A Chinese company that assembles devices for Samsung Electronics Co. (005930) hired children at its production facilities and forced employees to work excessive hours, violating labor laws, China Labor Watch said in a report.

Seven children younger than 16 were working in the factory of HEG Electronics (Huizhou) Co. that makes phones and DVD players for Samsung, according to the report issued yesterday. Child workers faced the “same harsh conditions” as adults and were paid only 70 percent of the wages of other workers, according to the New York-based group, which said it conducted investigations in June and July. Samsung will send a team of inspectors to the factory tomorrow to investigate, Nam Ki Yung, a spokesman for the company, said by telephone today.

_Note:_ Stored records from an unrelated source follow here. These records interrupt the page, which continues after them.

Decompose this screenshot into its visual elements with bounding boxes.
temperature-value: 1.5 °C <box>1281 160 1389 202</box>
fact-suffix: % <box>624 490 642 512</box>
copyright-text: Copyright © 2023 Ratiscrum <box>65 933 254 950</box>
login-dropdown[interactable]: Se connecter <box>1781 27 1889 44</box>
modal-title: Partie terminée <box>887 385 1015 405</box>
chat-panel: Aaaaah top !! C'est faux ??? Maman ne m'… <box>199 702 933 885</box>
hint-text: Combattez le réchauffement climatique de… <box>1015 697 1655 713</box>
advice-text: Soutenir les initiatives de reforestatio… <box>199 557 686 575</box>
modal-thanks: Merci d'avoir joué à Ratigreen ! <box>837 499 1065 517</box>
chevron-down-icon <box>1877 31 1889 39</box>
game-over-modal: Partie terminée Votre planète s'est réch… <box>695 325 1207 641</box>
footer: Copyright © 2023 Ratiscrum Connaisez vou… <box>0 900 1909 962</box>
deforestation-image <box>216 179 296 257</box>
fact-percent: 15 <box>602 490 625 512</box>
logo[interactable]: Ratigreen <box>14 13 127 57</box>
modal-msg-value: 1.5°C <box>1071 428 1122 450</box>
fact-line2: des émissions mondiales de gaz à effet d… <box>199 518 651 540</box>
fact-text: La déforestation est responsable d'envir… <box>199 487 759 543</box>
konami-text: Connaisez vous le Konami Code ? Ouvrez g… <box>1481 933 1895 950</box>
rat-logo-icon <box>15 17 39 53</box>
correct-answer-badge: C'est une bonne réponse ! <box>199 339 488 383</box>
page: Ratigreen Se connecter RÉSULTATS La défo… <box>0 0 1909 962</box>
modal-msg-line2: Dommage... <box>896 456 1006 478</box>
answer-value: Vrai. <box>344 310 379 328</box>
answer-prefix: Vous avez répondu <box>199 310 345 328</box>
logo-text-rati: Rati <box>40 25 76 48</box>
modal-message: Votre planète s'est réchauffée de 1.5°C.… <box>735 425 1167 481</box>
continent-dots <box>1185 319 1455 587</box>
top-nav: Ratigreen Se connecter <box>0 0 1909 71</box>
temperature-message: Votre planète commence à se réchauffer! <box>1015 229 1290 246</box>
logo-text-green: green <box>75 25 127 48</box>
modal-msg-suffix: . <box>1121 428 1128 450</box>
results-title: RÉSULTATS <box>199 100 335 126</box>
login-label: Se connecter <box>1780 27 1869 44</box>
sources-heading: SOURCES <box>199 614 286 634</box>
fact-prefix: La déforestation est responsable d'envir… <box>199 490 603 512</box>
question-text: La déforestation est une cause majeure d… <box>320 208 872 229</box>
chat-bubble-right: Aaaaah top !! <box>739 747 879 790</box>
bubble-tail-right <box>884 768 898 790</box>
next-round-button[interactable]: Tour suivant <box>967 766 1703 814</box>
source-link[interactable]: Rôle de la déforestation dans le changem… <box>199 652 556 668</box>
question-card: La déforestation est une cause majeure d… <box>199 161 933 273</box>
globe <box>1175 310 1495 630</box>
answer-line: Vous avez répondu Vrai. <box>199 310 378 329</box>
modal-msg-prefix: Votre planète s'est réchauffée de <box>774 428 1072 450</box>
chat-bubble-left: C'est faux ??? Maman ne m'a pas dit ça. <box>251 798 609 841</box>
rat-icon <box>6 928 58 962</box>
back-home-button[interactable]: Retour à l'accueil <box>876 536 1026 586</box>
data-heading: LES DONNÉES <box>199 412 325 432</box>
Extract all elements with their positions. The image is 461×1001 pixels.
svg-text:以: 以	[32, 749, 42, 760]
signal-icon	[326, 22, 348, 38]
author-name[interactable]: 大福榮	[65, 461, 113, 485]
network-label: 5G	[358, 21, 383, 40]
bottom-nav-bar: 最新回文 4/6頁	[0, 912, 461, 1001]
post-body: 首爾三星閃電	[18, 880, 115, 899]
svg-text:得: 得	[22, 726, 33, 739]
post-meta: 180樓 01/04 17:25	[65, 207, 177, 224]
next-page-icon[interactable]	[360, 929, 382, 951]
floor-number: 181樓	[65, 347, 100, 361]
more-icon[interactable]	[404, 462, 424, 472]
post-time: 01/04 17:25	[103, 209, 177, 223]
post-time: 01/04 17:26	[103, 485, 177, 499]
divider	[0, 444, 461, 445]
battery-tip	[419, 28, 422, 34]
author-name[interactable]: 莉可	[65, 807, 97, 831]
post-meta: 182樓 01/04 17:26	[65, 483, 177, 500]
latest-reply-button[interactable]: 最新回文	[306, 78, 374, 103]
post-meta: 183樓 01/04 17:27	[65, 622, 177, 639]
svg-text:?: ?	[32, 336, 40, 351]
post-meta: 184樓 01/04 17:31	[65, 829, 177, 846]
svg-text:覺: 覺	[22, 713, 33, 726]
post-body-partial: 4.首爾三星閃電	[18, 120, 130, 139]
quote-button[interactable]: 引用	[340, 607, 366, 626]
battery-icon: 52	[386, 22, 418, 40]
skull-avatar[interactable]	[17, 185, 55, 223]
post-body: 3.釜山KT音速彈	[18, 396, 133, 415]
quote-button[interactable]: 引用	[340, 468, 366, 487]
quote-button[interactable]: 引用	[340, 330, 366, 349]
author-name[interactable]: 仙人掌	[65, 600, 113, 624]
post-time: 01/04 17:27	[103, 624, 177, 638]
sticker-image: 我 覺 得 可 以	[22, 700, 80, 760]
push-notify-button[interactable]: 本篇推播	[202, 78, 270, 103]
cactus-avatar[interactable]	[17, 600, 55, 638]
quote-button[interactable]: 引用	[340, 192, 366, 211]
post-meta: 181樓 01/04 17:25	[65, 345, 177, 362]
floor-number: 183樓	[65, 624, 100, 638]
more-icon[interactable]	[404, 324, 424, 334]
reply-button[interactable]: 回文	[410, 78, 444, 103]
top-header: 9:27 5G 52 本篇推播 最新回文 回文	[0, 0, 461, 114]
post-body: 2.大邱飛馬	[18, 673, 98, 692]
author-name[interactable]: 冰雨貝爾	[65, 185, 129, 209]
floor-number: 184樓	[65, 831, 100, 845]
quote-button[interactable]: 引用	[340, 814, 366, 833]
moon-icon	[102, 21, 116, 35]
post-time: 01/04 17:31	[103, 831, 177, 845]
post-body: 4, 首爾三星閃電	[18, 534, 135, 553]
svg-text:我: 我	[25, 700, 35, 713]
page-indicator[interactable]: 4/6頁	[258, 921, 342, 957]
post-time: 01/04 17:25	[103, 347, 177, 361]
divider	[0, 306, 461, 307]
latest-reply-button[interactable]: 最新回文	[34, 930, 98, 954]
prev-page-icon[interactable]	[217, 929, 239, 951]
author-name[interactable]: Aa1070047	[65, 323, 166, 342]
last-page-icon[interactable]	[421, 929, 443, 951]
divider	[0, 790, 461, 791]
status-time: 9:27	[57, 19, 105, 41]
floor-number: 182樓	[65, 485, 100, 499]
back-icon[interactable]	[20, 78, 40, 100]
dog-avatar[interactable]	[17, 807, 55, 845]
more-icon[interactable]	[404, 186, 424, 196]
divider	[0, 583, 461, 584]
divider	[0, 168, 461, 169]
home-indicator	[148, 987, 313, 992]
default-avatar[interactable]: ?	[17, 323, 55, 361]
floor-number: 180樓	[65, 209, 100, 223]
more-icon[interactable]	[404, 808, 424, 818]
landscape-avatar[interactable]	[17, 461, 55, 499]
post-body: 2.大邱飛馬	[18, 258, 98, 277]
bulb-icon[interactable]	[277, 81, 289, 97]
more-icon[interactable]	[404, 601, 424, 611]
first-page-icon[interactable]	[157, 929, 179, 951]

China Labor Watch previously published reports on explosions at factories and in 2010 accused Foxconn Technology Group, the assembler of Apple Inc. (AAPL) iPhones and iPads, of running a sweatshop in the country after a spate of suicides, a charge the Taiwanese company denied. The latest report said working conditions at HEG are “well below” those at Apple suppliers.

“Samsung Electronics has conducted two separate on-site inspections on HEG’s working conditions this year but found no irregularities on those occasions,” Nam said in an e-mailed statement yesterday.

Undercover Investigation

Li Qiang, a director at China Labor Watch in New York, said a group member took a job at the factory to conduct the investigation and interviewed the seven children. The group used aliases when referring to the children in the report to protect them, he said.

China Labor Watch did not report the cases to public security bureaus or other government agencies, Li said.

“What we want, most of all, is for the children to go back to school,” Li said by phone yesterday.

Four calls to two telephone numbers in Huizhou in southern China listed on HEG’s website were unanswered, and an e-mail sent to the company’s designated address bounced back. HEG is a unit of Harbin Electronic Group Corp., according to its website.

“The company has clearly violated Chinese labor laws,” China Labor Watch said about HEG Electronics. “A serious light needs to be shined on these issues.”

Overtime of between three to five hours a day in addition to the routine eight-hour work day is compulsory for HEG employees, China Labor Watch said in the report. Workers on HEG’s 11-hour night shift are given only a 40-minute break for meals, the labor rights group said.

“Child labor is a common practice in the factory,” the report said. Student workers amount to 80 percent of the factory workforce, it said.